I suppose what I’m saying is that Sprintcar racing should be able to tap into that big-league sports market vibe because it has many of the same attributes – timeslot, prime time competition, summer schedule, built-in and substantial audiences, and meaningful competition – just right now very little of the return.

Sprint Car racing in general has always felt like having big sport vibes but a little league outlook. Fortunately, It’s a mentality that could be gradually changing.

Getting on the screens of Seven will help do just that as are the efforts of our mate Tim Hodges and his excellent team, the fact that Supercars star Cam Waters is now a genuine contender, Dean Neal’s efforts to deliver free-to-air TV for a sport usually hidden behind a paywall, the folks at Sprint Car Hub doing great stuff to broaden the audience on digital media and so on.

All incredibly positive.

I genuinely believe this niche’ within our great sport could and should be bigger than it is and now I shall tell you why.

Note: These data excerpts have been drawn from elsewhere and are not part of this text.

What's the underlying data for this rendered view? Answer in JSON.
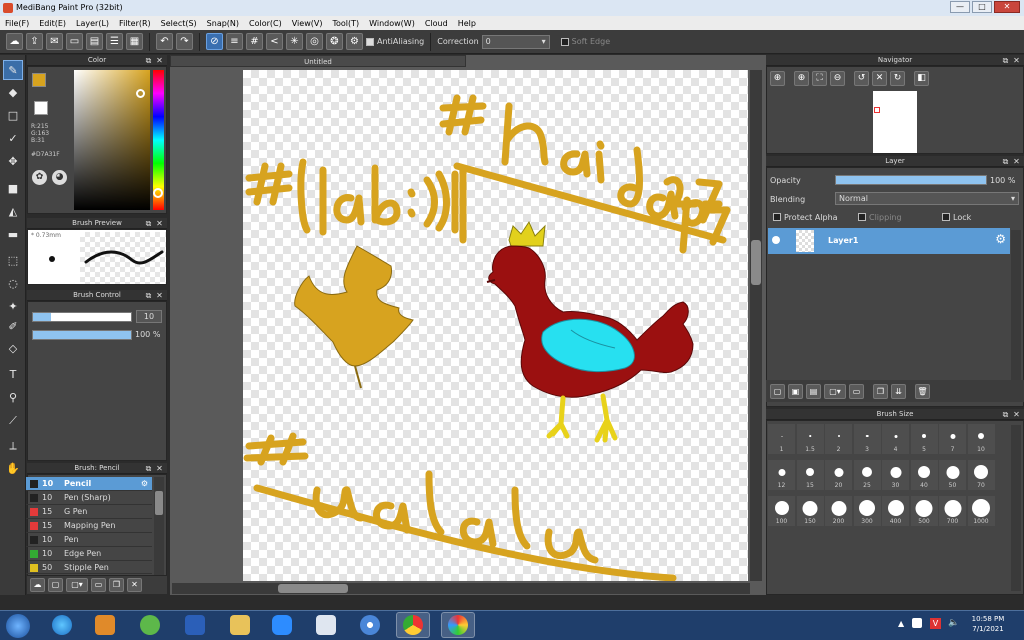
{
  "window": {
    "title": "MediBang Paint Pro (32bit)",
    "min": "—",
    "max": "□",
    "close": "✕"
  },
  "menu": [
    "File(F)",
    "Edit(E)",
    "Layer(L)",
    "Filter(R)",
    "Select(S)",
    "Snap(N)",
    "Color(C)",
    "View(V)",
    "Tool(T)",
    "Window(W)",
    "Cloud",
    "Help"
  ],
  "toolbar": {
    "antialiasing": "AntiAliasing",
    "correction_label": "Correction",
    "correction_value": "0",
    "soft_edge": "Soft Edge"
  },
  "color_panel": {
    "title": "Color",
    "r": "R:215",
    "g": "G:163",
    "b": "B:31",
    "hex": "#D7A31F",
    "fg": "#D7A31F",
    "bg": "#FFFFFF"
  },
  "brush_preview": {
    "title": "Brush Preview",
    "size": "0.73mm"
  },
  "brush_control": {
    "title": "Brush Control",
    "size": "10",
    "opacity": "100 %",
    "opacity_fraction": 1.0
  },
  "brush_list": {
    "title": "Brush: Pencil",
    "items": [
      {
        "size": "10",
        "name": "Pencil",
        "color": "#222222"
      },
      {
        "size": "10",
        "name": "Pen (Sharp)",
        "color": "#222222"
      },
      {
        "size": "15",
        "name": "G Pen",
        "color": "#e33a3a"
      },
      {
        "size": "15",
        "name": "Mapping Pen",
        "color": "#e33a3a"
      },
      {
        "size": "10",
        "name": "Pen",
        "color": "#222222"
      },
      {
        "size": "10",
        "name": "Edge Pen",
        "color": "#33aa33"
      },
      {
        "size": "50",
        "name": "Stipple Pen",
        "color": "#e0c020"
      }
    ]
  },
  "document": {
    "tab": "Untitled"
  },
  "navigator": {
    "title": "Navigator"
  },
  "layer_panel": {
    "title": "Layer",
    "opacity_label": "Opacity",
    "opacity_value": "100 %",
    "opacity_fraction": 1.0,
    "blending_label": "Blending",
    "blending_value": "Normal",
    "protect_alpha": "Protect Alpha",
    "clipping": "Clipping",
    "lock": "Lock",
    "layers": [
      {
        "name": "Layer1"
      }
    ]
  },
  "brush_size_panel": {
    "title": "Brush Size",
    "sizes": [
      "1",
      "1.5",
      "2",
      "3",
      "4",
      "5",
      "7",
      "10",
      "12",
      "15",
      "20",
      "25",
      "30",
      "40",
      "50",
      "70",
      "100",
      "150",
      "200",
      "300",
      "400",
      "500",
      "700",
      "1000"
    ]
  },
  "taskbar": {
    "time": "10:58 PM",
    "date": "7/1/2021"
  },
  "colors": {
    "accent": "#5b9bd5",
    "panel": "#454545",
    "paint_gold": "#D7A31F",
    "rooster_red": "#9B1010",
    "wing_cyan": "#27E0F0",
    "leg_yellow": "#F5E01A"
  }
}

T20 cricket was already a great product here before Cricket Australia invested hard and launched the Big Bash, which took it stratospheric.

Aussie Touring Car Racing was already a great product here before Tony Cochrane came on the scene and gave it the kick in the arse it needed.

Whether the building blocks for Speedway to do the same are slowly being built, or if someone comes in and tears it all down before building it back up, Cocho style, we will have to wait and see.

But the potential is there and at least to my eyes it is clearer to see than ever because ultimately, the product is bloody good and a good product is everything. A good product you can sell.  

Saturday night’s national title feature – gripping, dramatic, utterly compelling, and visually thrilling as it was – was sporting theatre every bit as high quality and dramatic as anything else unfolding within the sporting landscape this summer.   

We must make it so that more people see that too.